I never told anyone about this feeling, this off-centeredness, this oddness of sense in which everything became as it was not supposed to be. Instead, I insisted that I loved school and that I hated summer because I missed being in school (this was, after all, true as well). I had no words at seven for what had happened to me while sitting in the grass on that June afternoon.

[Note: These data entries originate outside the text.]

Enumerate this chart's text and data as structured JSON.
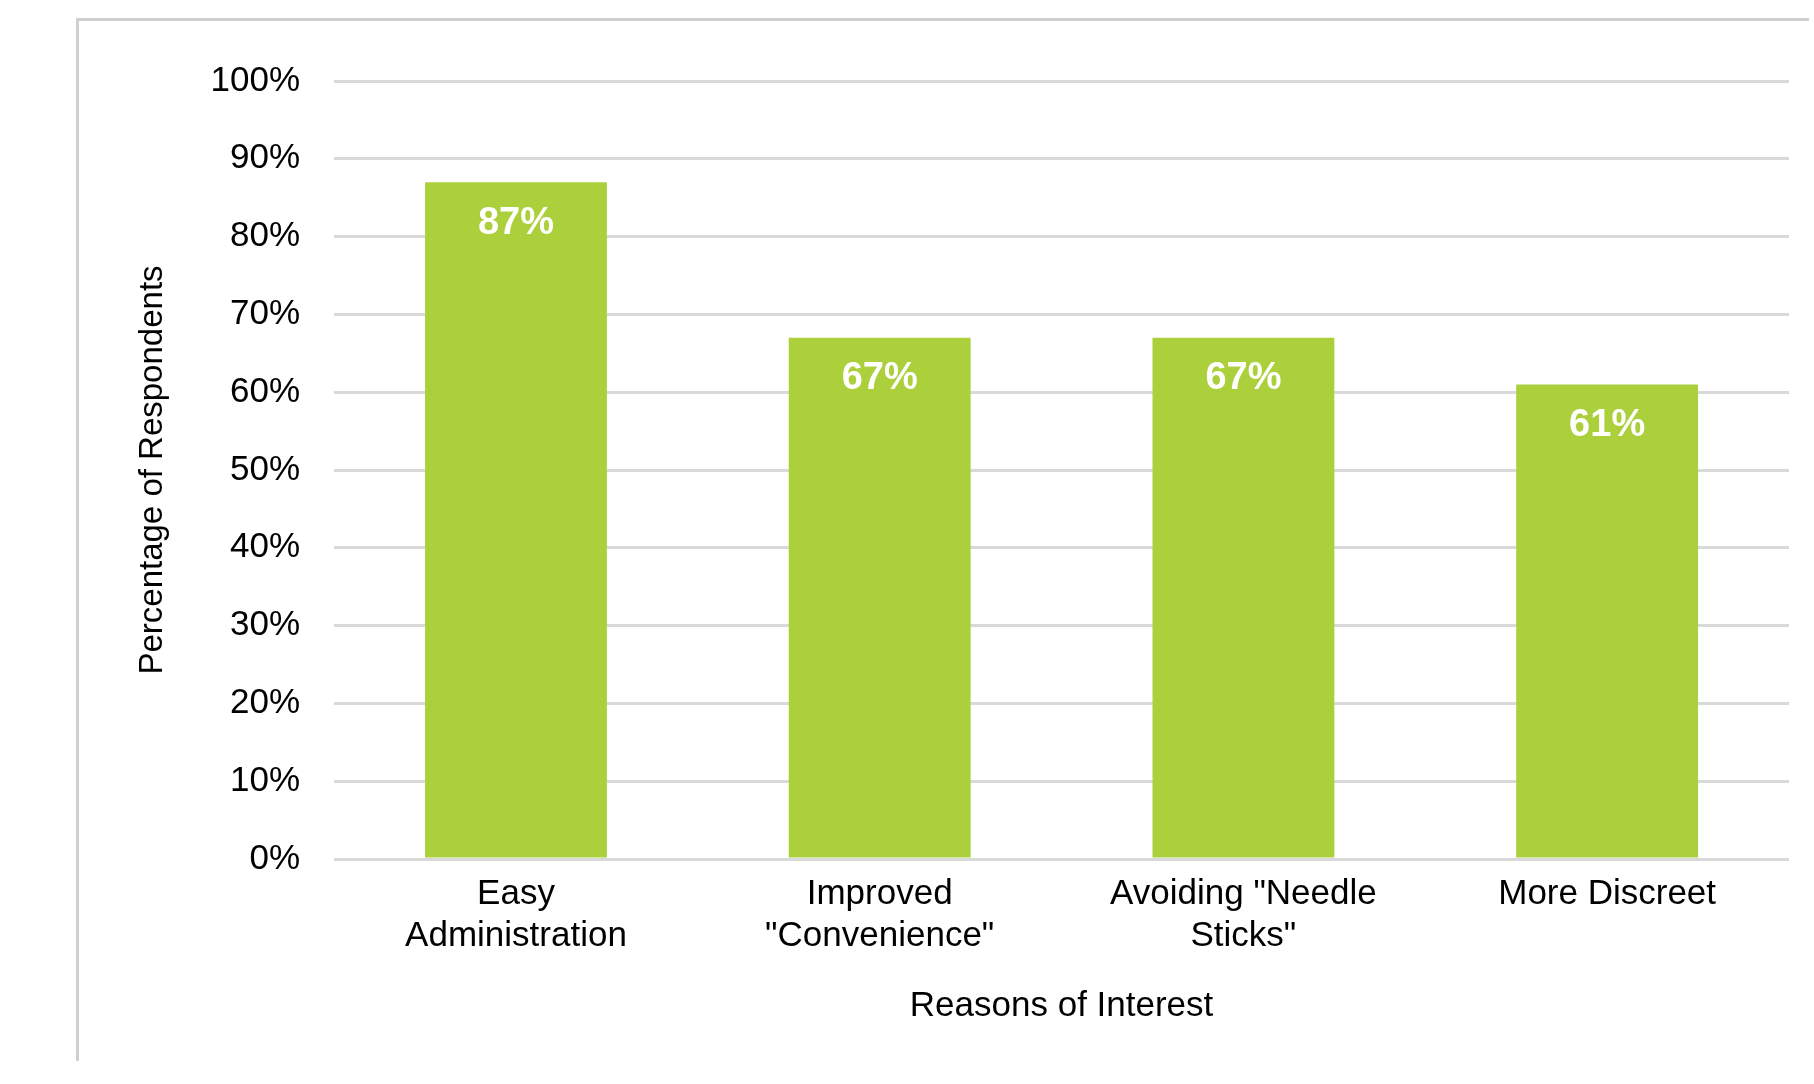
{
  "chart_data": {
    "type": "bar",
    "xlabel": "Reasons of Interest",
    "ylabel": "Percentage of Respondents",
    "categories": [
      "Easy Administration",
      "Improved \"Convenience\"",
      "Avoiding \"Needle Sticks\"",
      "More Discreet"
    ],
    "values": [
      87,
      67,
      67,
      61
    ],
    "value_labels": [
      "87%",
      "67%",
      "67%",
      "61%"
    ],
    "color": "#acd03b",
    "ylim": [
      0,
      100
    ],
    "yticks": [
      {
        "value": 0,
        "label": "0%"
      },
      {
        "value": 10,
        "label": "10%"
      },
      {
        "value": 20,
        "label": "20%"
      },
      {
        "value": 30,
        "label": "30%"
      },
      {
        "value": 40,
        "label": "40%"
      },
      {
        "value": 50,
        "label": "50%"
      },
      {
        "value": 60,
        "label": "60%"
      },
      {
        "value": 70,
        "label": "70%"
      },
      {
        "value": 80,
        "label": "80%"
      },
      {
        "value": 90,
        "label": "90%"
      },
      {
        "value": 100,
        "label": "100%"
      }
    ],
    "grid": "y",
    "legend": false
  }
}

Over the years, it changed shape. From an insubstantial and strange oddity of perception, it hardened, materialized, into obsession, into wildness. I first noticed this change around seventeen. I began to do madling things in the summer, and this only intensified with time. I got so terribly lost in the throes of it. By nineteen, I was terrified of myself, casting about for anyone to help me. But a kindly therapist told me I was not bipolar, just troubled, and there was nothing to worry about. So, the hypomania persisted. And it grew. And it grew. And it took hold like a root-system. It became so much a part of myself that I did not recognize myself without it, without the drugs and the drinking and the chuckling mad up at the heathen sky at night.

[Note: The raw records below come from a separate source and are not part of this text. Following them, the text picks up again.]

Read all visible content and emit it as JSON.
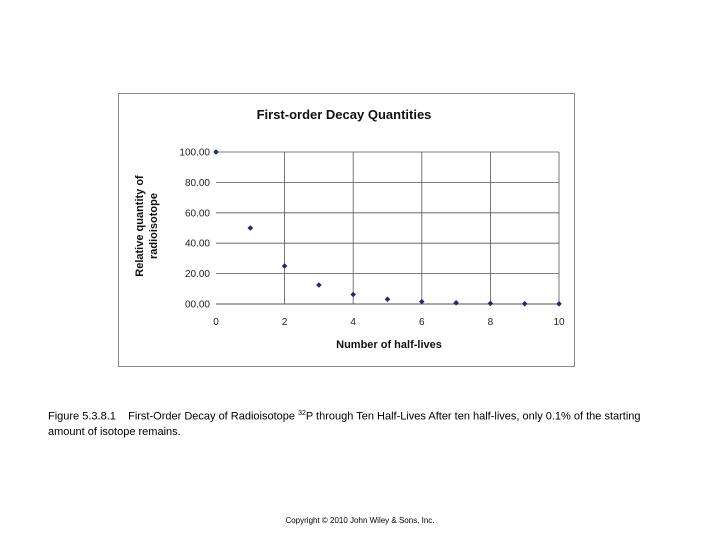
{
  "chart_data": {
    "type": "scatter",
    "title": "First-order Decay Quantities",
    "xlabel": "Number of half-lives",
    "ylabel_lines": [
      "Relative quantity of",
      "radioisotope"
    ],
    "x": [
      0,
      1,
      2,
      3,
      4,
      5,
      6,
      7,
      8,
      9,
      10
    ],
    "y": [
      100,
      50,
      25,
      12.5,
      6.25,
      3.13,
      1.56,
      0.78,
      0.39,
      0.2,
      0.1
    ],
    "xlim": [
      0,
      10
    ],
    "ylim": [
      0,
      100
    ],
    "x_ticks": [
      "0",
      "2",
      "4",
      "6",
      "8",
      "10"
    ],
    "y_ticks": [
      "00.00",
      "20.00",
      "40.00",
      "60.00",
      "80.00",
      "100.00"
    ],
    "grid": true,
    "marker_color": "#1f2a6b",
    "grid_color": "#555555"
  },
  "caption": {
    "label": "Figure 5.3.8.1",
    "text_before_sup": "First-Order Decay of Radioisotope ",
    "sup": "32",
    "text_after_sup": "P through Ten Half-Lives After ten half-lives, only 0.1% of the starting amount of isotope remains."
  },
  "copyright": "Copyright © 2010 John Wiley & Sons, Inc."
}
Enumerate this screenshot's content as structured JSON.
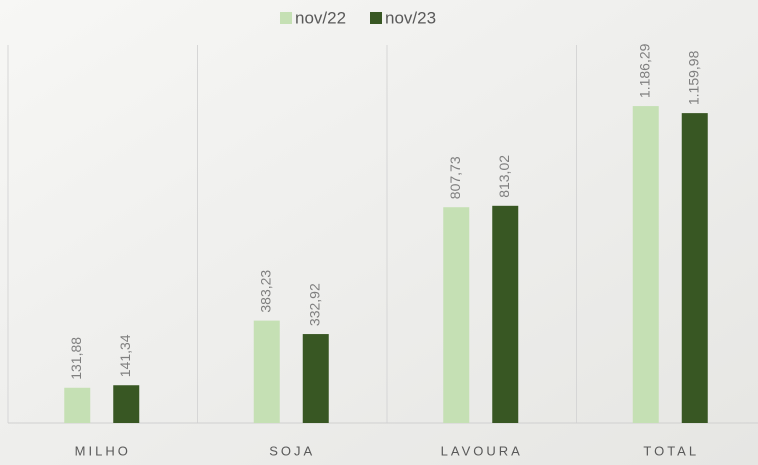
{
  "chart_data": {
    "type": "bar",
    "categories": [
      "MILHO",
      "SOJA",
      "LAVOURA",
      "TOTAL"
    ],
    "series": [
      {
        "name": "nov/22",
        "color": "#c5e0b4",
        "values": [
          131.88,
          383.23,
          807.73,
          1186.29
        ],
        "value_labels": [
          "131,88",
          "383,23",
          "807,73",
          "1.186,29"
        ]
      },
      {
        "name": "nov/23",
        "color": "#385723",
        "values": [
          141.34,
          332.92,
          813.02,
          1159.98
        ],
        "value_labels": [
          "141,34",
          "332,92",
          "813,02",
          "1.159,98"
        ]
      }
    ],
    "ylim": [
      0,
      1400
    ]
  }
}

This is a story for another time, but my ex-husband saved me from all that, or from much of it. And yet, it continues. I still feel its acute sting, like a cigarette burn, pleasurable and frightening all at once. I cannot let it go; I cannot leave it. It haunts me like the memory of any pleasure haunts a person. You see, when you are like I am, when you struggle with what I struggle with, the problem is not that you are sick exactly. I mean, you are sick, certainly. But the problem is more profound than that because what you are sick with is a lust for life, for its burnt edge, for its intense euphoria and incredible sense of loss, its quick changes of fortune and its being given over to chance. To be sick in this way, to be sick, not with an ailment that has an easy name and a particular cure, but to be sick with a wretched capacity to hold all of life’s contradictoriness, all of its affective force, all of its insanity and inanity and blistering desire, in one’s hands—to be sick in this way is to want to never get better. I get better all the time of course. I have to, for this is the charge which life has put upon me. It does not do to be a wild satyr of the hills in a college classroom or serving in a bar or in any of the other locales where I work and live. I take my pills, and I go to therapy, and I subdue myself. But every once and a while—perhaps it is the moon or the planets or something else occult and unscientific—every once and a while, I find myself given over wholly to this desirous thing inside me, this utter insatiability and instability that cannot find rest in the daily goings on of the world. And when I find myself this way, I try to have grace for myself; I try not to judge the feeling. I ride the feeling like a wave until it inevitably crashes back to shore. And then I pull myself up by my rags, and I surrender to the Everyday. But to have a break from the Everyday, to be for a few days or weeks a faeling or a god, o, I cannot tell you what a blessing, what a curse. I cannot tell you because it escapes words. Like mirth, it passes into a hearty chuckle and disappears into the long din of night.